4-Mustafa KANTARCI (GÖZLEM)

4-Mustafa KANTARCI (GÖZLEM)

ESKİŞEHİR BAROSU VE HUKUK

Eskişehir Baro Başkanı Sayın Rızan ÖZTEKİN ve yönetim kurulu üyeleri, icraatları ile dikkat çekiyorlar. Nitekim son aylarda, yargıdaki gelişmeler üzerine, aklıselim insanlarımızı rahatlatan, bir açıklama yaptılar. Açıklamayı yapan Sayın ÖZTEKİN, ", Eskişehir Barosu olarak "..Hukuk Devleti" "Hukukun Üstünlüğü" "Tarafsız ve Bağımsız Yargı " "Bağımsız Savunma" kavramlarından keza Türk Milletinin var olma mücadelesinin sonucu olarak kurulan ve sonsuza kadar yaşatacağımız Cumhuriyeti kuran felsefeden, rejimin temel değerlerinden, Atatürk İlke ve Devrimlerinden, Laik, Demokratik ve Sosyal Hukuk Devleti yapımızdan asla taviz vermeyeceğimizi belirttikçe bir takım çevrelerin elbette rahatsızlık duyacağı bir gerçektir. Ama sonuçları ne olursa olsun biz Hukukun üstünlüğünü koruma ve savunma görevi kapsamında yolumuza devam edeceğiz" sözlerine katılmamak mümkün mü?
Türkiye Cumhuriyeti, Atatürk İlke ve Devrimlerinden, Laik, Demokratik ve Sosyal Hukuk Devleti yapısından uzaklaştırılır, bu yapı bozulduğu takdirde, bu gelişmelerden her kesim gibi, barolar ve onların üyesi olan avukatlar da etkilenecektir.
Eskişehir Barosu, bunun bilincindedir. Özellikle de Sayın Rıza ÖZTEKİN' in, Baro Başkanı olması ile birlikte, Eskişehir Barosu'nun, yerel ve ulusal, özellikle de yargı sorularına karşı bakış açısı değişti. Yıllardır, Eskişehir barosundan, duymak istediğimiz açıklamalara, tanık oluyoruz.
Geçen hafta, Sayın ÖZTEKİN' le, sohbet etme fırsatı bulduk. Avukatlığa gönül vermiş, bir insanımız. Baro başkanı olarak, avukatlığın ve avukatların, kamuoyunda, saygın ve onurlu yeri almaları yolunda ciddi gayret sarf ediyor. Baroların, avukatlık mesleğinin önündeki her türlü engeli kaldırılması, demokratik, tarafsız ve bağımsız bir yargı örgütlenmesi yönünde çalışmaları, gerektiğini düşünüyor.

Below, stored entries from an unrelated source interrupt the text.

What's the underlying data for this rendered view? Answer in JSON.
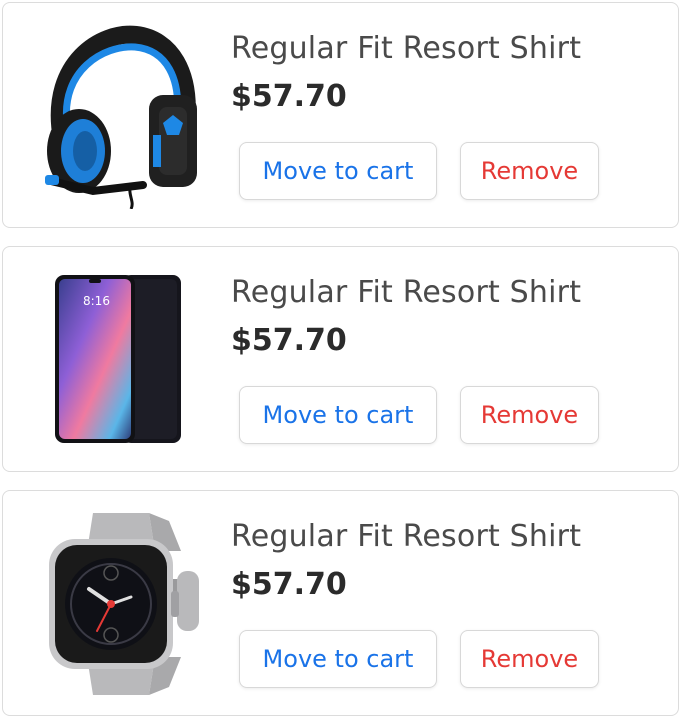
{
  "colors": {
    "move_text": "#1a73e8",
    "remove_text": "#e53935",
    "title_text": "#4a4a4a",
    "price_text": "#2b2b2b",
    "card_border": "#dcdcdc"
  },
  "items": [
    {
      "image": "headset-image",
      "title": "Regular Fit Resort Shirt",
      "price": "$57.70",
      "move_label": "Move to cart",
      "remove_label": "Remove"
    },
    {
      "image": "smartphone-image",
      "title": "Regular Fit Resort Shirt",
      "price": "$57.70",
      "move_label": "Move to cart",
      "remove_label": "Remove"
    },
    {
      "image": "smartwatch-image",
      "title": "Regular Fit Resort Shirt",
      "price": "$57.70",
      "move_label": "Move to cart",
      "remove_label": "Remove"
    }
  ]
}
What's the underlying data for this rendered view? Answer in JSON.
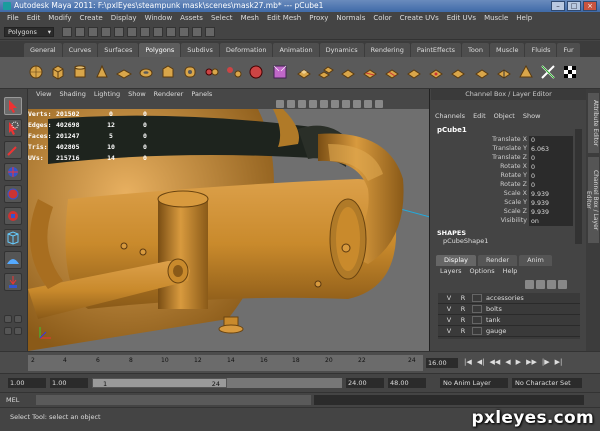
{
  "window": {
    "title": "Autodesk Maya 2011: F:\\pxlEyes\\steampunk mask\\scenes\\mask27.mb*   ---   pCube1"
  },
  "menubar": [
    "File",
    "Edit",
    "Modify",
    "Create",
    "Display",
    "Window",
    "Assets",
    "Select",
    "Mesh",
    "Edit Mesh",
    "Proxy",
    "Normals",
    "Color",
    "Create UVs",
    "Edit UVs",
    "Muscle",
    "Help"
  ],
  "statusline": {
    "mode": "Polygons"
  },
  "shelf_tabs": [
    "General",
    "Curves",
    "Surfaces",
    "Polygons",
    "Subdivs",
    "Deformation",
    "Animation",
    "Dynamics",
    "Rendering",
    "PaintEffects",
    "Toon",
    "Muscle",
    "Fluids",
    "Fur"
  ],
  "shelf_active": "Polygons",
  "viewport": {
    "menu": [
      "View",
      "Shading",
      "Lighting",
      "Show",
      "Renderer",
      "Panels"
    ],
    "hud": [
      {
        "label": "Verts:",
        "v1": "201502",
        "v2": "0",
        "v3": "0"
      },
      {
        "label": "Edges:",
        "v1": "402698",
        "v2": "12",
        "v3": "0"
      },
      {
        "label": "Faces:",
        "v1": "201247",
        "v2": "5",
        "v3": "0"
      },
      {
        "label": "Tris:",
        "v1": "402805",
        "v2": "10",
        "v3": "0"
      },
      {
        "label": "UVs:",
        "v1": "215716",
        "v2": "14",
        "v3": "0"
      }
    ]
  },
  "channel_box": {
    "title": "Channel Box / Layer Editor",
    "menu": [
      "Channels",
      "Edit",
      "Object",
      "Show"
    ],
    "object": "pCube1",
    "attributes": [
      {
        "name": "Translate X",
        "value": "0"
      },
      {
        "name": "Translate Y",
        "value": "6.063"
      },
      {
        "name": "Translate Z",
        "value": "0"
      },
      {
        "name": "Rotate X",
        "value": "0"
      },
      {
        "name": "Rotate Y",
        "value": "0"
      },
      {
        "name": "Rotate Z",
        "value": "0"
      },
      {
        "name": "Scale X",
        "value": "9.939"
      },
      {
        "name": "Scale Y",
        "value": "9.939"
      },
      {
        "name": "Scale Z",
        "value": "9.939"
      },
      {
        "name": "Visibility",
        "value": "on"
      }
    ],
    "shapes_label": "SHAPES",
    "shape_name": "pCubeShape1"
  },
  "layer_editor": {
    "tabs": [
      "Display",
      "Render",
      "Anim"
    ],
    "active_tab": "Display",
    "menu": [
      "Layers",
      "Options",
      "Help"
    ],
    "layers": [
      {
        "v": "V",
        "r": "R",
        "name": "accessories"
      },
      {
        "v": "V",
        "r": "R",
        "name": "bolts"
      },
      {
        "v": "V",
        "r": "R",
        "name": "tank"
      },
      {
        "v": "V",
        "r": "R",
        "name": "gauge"
      }
    ]
  },
  "side_tabs": [
    "Attribute Editor",
    "Channel Box / Layer Editor"
  ],
  "time_slider": {
    "ticks": [
      "2",
      "4",
      "6",
      "8",
      "10",
      "12",
      "14",
      "16",
      "18",
      "20",
      "22",
      "24"
    ],
    "current_frame": "16.00",
    "controls": [
      "|◀",
      "◀|",
      "◀◀",
      "◀",
      "▶",
      "▶▶",
      "|▶",
      "▶|"
    ]
  },
  "range_slider": {
    "start": "1.00",
    "start2": "1.00",
    "range_start": "1",
    "range_end": "24",
    "end": "24.00",
    "end2": "48.00",
    "anim_layer": "No Anim Layer",
    "character_set": "No Character Set"
  },
  "command_line": {
    "language": "MEL"
  },
  "help_line": {
    "text": "Select Tool: select an object"
  },
  "watermark": "pxleyes.com",
  "colors": {
    "model_orange": "#c98a2c",
    "viewport_bg": "#6f6f6f",
    "title_blue": "#3f6aa8"
  }
}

Sayın ÖZTEKİN, Hukuk Devletinin güçlendirilmesinde, özellikle bireysel özgürlüklerin korunması esnasında yapılan faaliyetlerin, "kamusal" niteliğini ön planda tutulması gerektiği fikrindedir. Avukatlık mesleğinin geliştirilmesini, meslek onuru ve saygınlığının korunması, avukatların mesleki sorunlarının çözümünü, Savunma dokunulmazlığının korunmasını istiyor.
Ayrıca Eskişehir Barosu açıklamaları ile "Yargı Bağımsızlığı", "Hukukun Üstünlüğü", "Hukuk Devleti" gibi en temel ve en çağdaş kavramları savunan, bu husustaki düşüncelerini kamuoyu ile paylaşan, bir örgüt olarak taktir topluyor. Nihai hedefi,"Laik, Demokratik, Sosyal bir Hukuk Devleti" niteliklerini taşıyan, Türkiye Cumhuriyeti'nin varlığının teminatı olan HUKUK savunmaktır.

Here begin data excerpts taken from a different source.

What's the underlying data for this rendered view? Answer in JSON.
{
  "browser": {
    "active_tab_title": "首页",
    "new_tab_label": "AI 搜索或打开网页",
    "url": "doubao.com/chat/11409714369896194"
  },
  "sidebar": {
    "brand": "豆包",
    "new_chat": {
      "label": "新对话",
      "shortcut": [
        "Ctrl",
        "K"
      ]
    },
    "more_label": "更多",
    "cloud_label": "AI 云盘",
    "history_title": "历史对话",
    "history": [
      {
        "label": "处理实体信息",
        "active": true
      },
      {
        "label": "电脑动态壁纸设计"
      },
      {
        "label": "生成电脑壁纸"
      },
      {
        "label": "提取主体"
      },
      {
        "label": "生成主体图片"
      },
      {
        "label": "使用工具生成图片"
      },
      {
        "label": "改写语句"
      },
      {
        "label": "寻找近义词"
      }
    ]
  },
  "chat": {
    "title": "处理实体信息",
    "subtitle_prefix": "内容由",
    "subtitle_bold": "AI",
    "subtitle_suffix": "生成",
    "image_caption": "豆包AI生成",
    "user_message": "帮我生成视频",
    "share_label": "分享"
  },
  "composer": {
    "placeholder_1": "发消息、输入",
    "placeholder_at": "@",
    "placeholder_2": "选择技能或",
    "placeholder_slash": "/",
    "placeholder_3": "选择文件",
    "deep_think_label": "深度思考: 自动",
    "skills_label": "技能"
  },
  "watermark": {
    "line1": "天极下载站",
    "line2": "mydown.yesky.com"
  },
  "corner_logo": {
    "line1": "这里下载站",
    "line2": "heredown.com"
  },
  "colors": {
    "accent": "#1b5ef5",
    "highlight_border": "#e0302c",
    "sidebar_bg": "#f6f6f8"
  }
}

Eskişehir Barosu' nun, yargı ile ilgili son aylardaki gelişmelerle ilgili, 24 baronun, "'...yapılmak istenen, Yargıtay ve Danıştay'ı, iş yükü bahane edilerek yürütme organına bağımlı hale getirmektir. Yüksek yargının yürütme organına bağımlı kılınması sonucunda, demokrasinin vazgeçilmez şartı olan kuvvetler ayrılığı ortadan kalkacaktır. Yargıtay'ın yeniden yapılandırılmasında, siyasi iktidarın niyetini en açık şekilde ortaya koyan düzenleme, yeni üyelerin atanması ile birlikte, Birinci Başkanlık Kurulunun kendiliğinden lağvedilmesinin öngörülmesidir."görüşüne katılması, tarafsız hareket ettiğinin de işaretidir.
24 Baro gibi, Yüksek Yargı Başkanları da, bu değişiklilere karşıdır. Muhalefet ise Hükümetin Yargıtay'ı, ele geçireceği kanısındadır. Yüksek yargıdaki şekillendirmeler, neden yapılıyor, en iyi iktidar bilmektedir ama yargıda, reform yapılması daha verimli olurdu.

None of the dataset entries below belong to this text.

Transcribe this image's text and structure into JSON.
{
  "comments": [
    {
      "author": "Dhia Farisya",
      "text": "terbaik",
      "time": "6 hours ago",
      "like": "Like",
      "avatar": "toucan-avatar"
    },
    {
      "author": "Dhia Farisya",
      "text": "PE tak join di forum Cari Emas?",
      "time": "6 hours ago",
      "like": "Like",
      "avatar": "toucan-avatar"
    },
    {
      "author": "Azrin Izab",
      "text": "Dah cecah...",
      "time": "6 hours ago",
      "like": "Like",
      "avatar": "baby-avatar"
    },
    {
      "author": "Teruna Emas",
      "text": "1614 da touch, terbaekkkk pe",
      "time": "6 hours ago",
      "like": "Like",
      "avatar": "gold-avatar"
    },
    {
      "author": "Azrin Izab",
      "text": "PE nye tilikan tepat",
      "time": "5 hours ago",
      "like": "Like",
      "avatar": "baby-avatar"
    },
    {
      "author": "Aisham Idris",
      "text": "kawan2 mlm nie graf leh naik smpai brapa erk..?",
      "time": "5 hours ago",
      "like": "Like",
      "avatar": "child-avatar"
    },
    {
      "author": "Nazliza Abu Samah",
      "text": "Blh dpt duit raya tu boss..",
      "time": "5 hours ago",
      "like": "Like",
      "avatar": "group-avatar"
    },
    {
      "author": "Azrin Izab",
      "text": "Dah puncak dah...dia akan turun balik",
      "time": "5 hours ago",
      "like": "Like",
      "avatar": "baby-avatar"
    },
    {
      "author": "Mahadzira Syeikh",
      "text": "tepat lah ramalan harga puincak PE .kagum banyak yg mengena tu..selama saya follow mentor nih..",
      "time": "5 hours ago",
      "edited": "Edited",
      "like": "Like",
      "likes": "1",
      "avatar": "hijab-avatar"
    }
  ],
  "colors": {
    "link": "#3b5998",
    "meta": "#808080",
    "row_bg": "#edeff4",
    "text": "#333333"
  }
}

Doğrudur. Türkiye'de, yargı sorunludur. Bu sorunları, her kesim biliyor ve zaman zaman da dile getiriliyor. Oysa Türkiye'nin, acilen ve çok ciddi bir yargı reformuna ihtiyacı var. Yargı reformu yapılmadığı sürece, bugün Anayasa Mahkemesi'ne yapılacak bireysel başvurular, aynen AİHM' de olduğu gibi, katlanarak çoğalmaya devam edecektir. O nedenle de öncelikle bir yargı reformunun, acilen yapılması ve hayata geçirilmesi gerekir.
Çağımızda, yargının bağımsızlığı, ulusların Anayasalarının yanında, birçok uluslararası metinlerde de yer verilmiştir. Yargı bağımsızlığı ve hâkim teminatı kavramları, yargıya diğer erkler karşısında üstünlük sağlamak amacıyla değil, hak ve özgürlüklerin güvencesi olan yargılama işlevinin, etkin biçimde yerine getirilebilmesi için hâkime, onu iç ve dış etkilerden koruyacak bir statü sağlamak amacına yöneliktir.
Ayrıca Sayın ÖZTEKİN' in, "... Adalete ve hukuka uygun olmayan hiçbir düzenlemenin, anlayışın kalıcı olması mümkün değildir. Eninde sonunda, hukukun üstünlüğü, üstünlerin hukukuna; hukuk devleti de devletin hukukuna, daha doğrusu kanun devletine üstün gelecektir. Tarih, bunun örnekleriyle doludur." sözleri, karşısında ne denebilir ki?
Sayın ÖZTEKİN ve ekibini kutluyoruz.